これを読み前述の森巣氏の言わむとするところと誠に同じ。帰途のミニバスのなか方丈記読了。高校の古典の授業などで格闘し全く解せずの古文も今では些か小 さき字は朧なるも文意とくに気にもせず読めるも齢ゆへか。哀しいやら嬉しいやら。ジムに一浴し帰宅。昏時尖沙咀。ゆつくりとした土曜の晩に気分は独り「尖 沙咀の」Jimmy's Kitchenにでも参り荷風散人か池波先生の気分で洋食とでもしたきところ、酒場めぐりの算段あり、ふらりと元八らーめん。
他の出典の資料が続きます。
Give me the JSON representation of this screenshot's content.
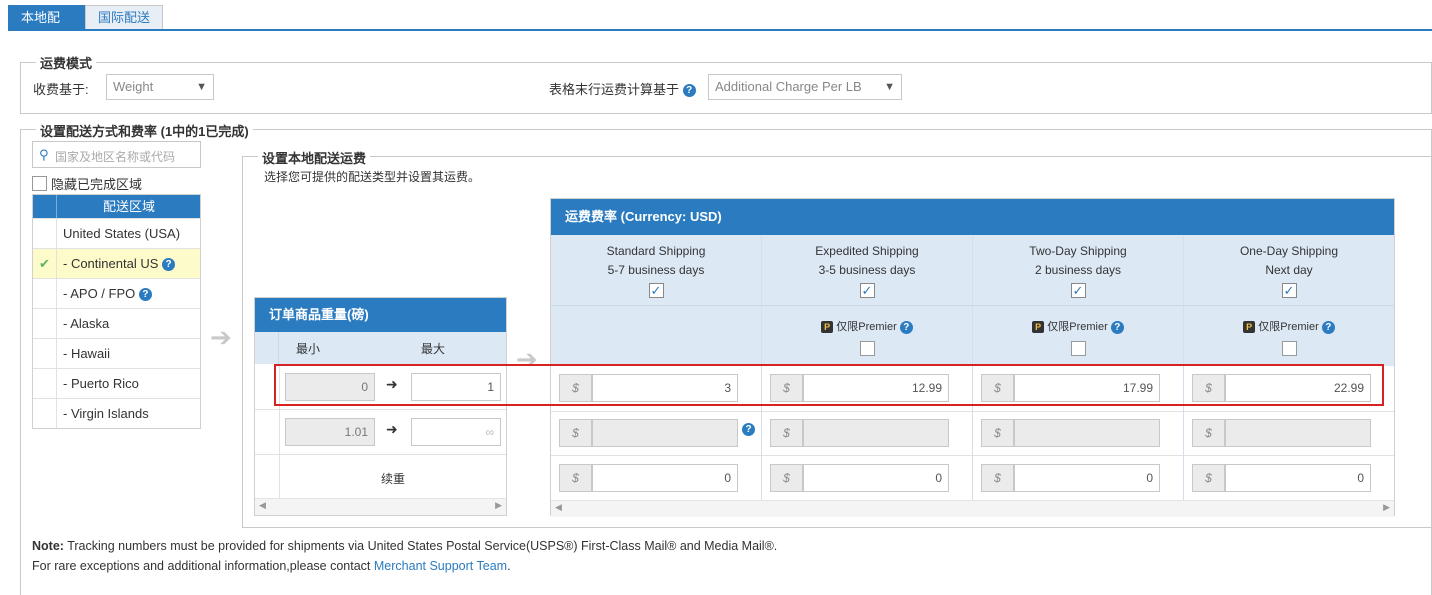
{
  "tabs": [
    {
      "label": "本地配送",
      "active": true
    },
    {
      "label": "国际配送",
      "active": false
    }
  ],
  "fee_mode": {
    "legend": "运费模式",
    "charge_basis_label": "收费基于:",
    "charge_basis_value": "Weight",
    "last_row_label": "表格末行运费计算基于",
    "last_row_value": "Additional Charge Per LB"
  },
  "shipping_setup": {
    "legend": "设置配送方式和费率 (1中的1已完成)",
    "search_placeholder": "国家及地区名称或代码",
    "hide_completed_label": "隐藏已完成区域",
    "region_header": "配送区域",
    "regions": [
      {
        "label": "United States (USA)",
        "status": "",
        "help": false
      },
      {
        "label": "-  Continental US",
        "status": "✔",
        "help": true,
        "selected": true
      },
      {
        "label": "-  APO / FPO",
        "status": "",
        "help": true
      },
      {
        "label": "-  Alaska",
        "status": "",
        "help": false
      },
      {
        "label": "-  Hawaii",
        "status": "",
        "help": false
      },
      {
        "label": "-  Puerto Rico",
        "status": "",
        "help": false
      },
      {
        "label": "-  Virgin Islands",
        "status": "",
        "help": false
      }
    ]
  },
  "local_rates": {
    "legend": "设置本地配送运费",
    "instruction": "选择您可提供的配送类型并设置其运费。",
    "weight_table": {
      "header": "订单商品重量(磅)",
      "min_label": "最小",
      "max_label": "最大",
      "rows": [
        {
          "min": "0",
          "max": "1"
        },
        {
          "min": "1.01",
          "max": "∞"
        }
      ],
      "renewal_label": "续重"
    },
    "rate_table": {
      "header": "运费费率 (Currency: USD)",
      "premier_label": "仅限Premier",
      "currency_symbol": "$",
      "columns": [
        {
          "name": "Standard Shipping",
          "days": "5-7 business days",
          "checked": true,
          "rates": [
            "3",
            "",
            "0"
          ]
        },
        {
          "name": "Expedited Shipping",
          "days": "3-5 business days",
          "checked": true,
          "rates": [
            "12.99",
            "",
            "0"
          ]
        },
        {
          "name": "Two-Day Shipping",
          "days": "2 business days",
          "checked": true,
          "rates": [
            "17.99",
            "",
            "0"
          ]
        },
        {
          "name": "One-Day Shipping",
          "days": "Next day",
          "checked": true,
          "rates": [
            "22.99",
            "",
            "0"
          ]
        }
      ]
    }
  },
  "note": {
    "bold": "Note:",
    "line1": "Tracking numbers must be provided for shipments via United States Postal Service(USPS®) First-Class Mail® and Media Mail®.",
    "line2": "For rare exceptions and additional information,please contact",
    "link": "Merchant Support Team",
    "line2_end": "."
  }
}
店員の真摯な態度にいつも敬服するばかり。昨日あまりの 賑やかに入らず仕舞ひのバーIに寄る。開店間際でご亭主おら ず。地場のスタッフも突然ふらりと現れドライマティーニ一杯飲み店を辞す客は扱いづらからう。銅鑼湾。バーY。この店も開店間際だがすでに粋な女性客一人あり。その女性と若 きバーテンダーT君と鼎談笑話。濃いめのハイボール二杯。未だ八時すぎでバー Sのそろそろ開店でふらりと寄る。こちらも当然この時間では口開け。Ardbegの17年を二杯いただく。Ardbergといへば Islay島のもっともIslayらしいピートの強さが個性。かういふ言い方はとても下品だが「歯医者臭い」と十数年前にマンダリンオリエンタルホテルの 酒場で最初に飲んで感じたのはそれだつたが17年物は実に上品。逆にいふとIslay臭さもないのだが。深酒はせぬ信条。午後十時に帰宅。
▼香港鼠楽園にて園内の飲食施設での食中毒の訴え受けた食品衛生署の監察官八月三十日に鼠楽園内での現場検査に訪れたところ外国籍(って米国に決つている が)職員から園内では遊客を不安に陥れぬため監察官の制服のうち帽子を脱ぎシャツの肩章も外すよう言われ監察官に命令する職員も職員だが、それに従つた衛 生署職員の植民地根性も凄まじきものあり。香港政府側はこれに遺憾を表明し鼠楽園側も誤解があつたと陳謝、だが香港鼠楽園が治外法権である事実。ところで 香港鼠楽園は当初この開園に含まれていた第一期工区の全ての完成は08年までかかるそうで第二区は2020年が完成目標。で実は上海鼠楽園も鼠本部と中国 側との折衝続き早ければ2010年には上海に鼠楽園完成。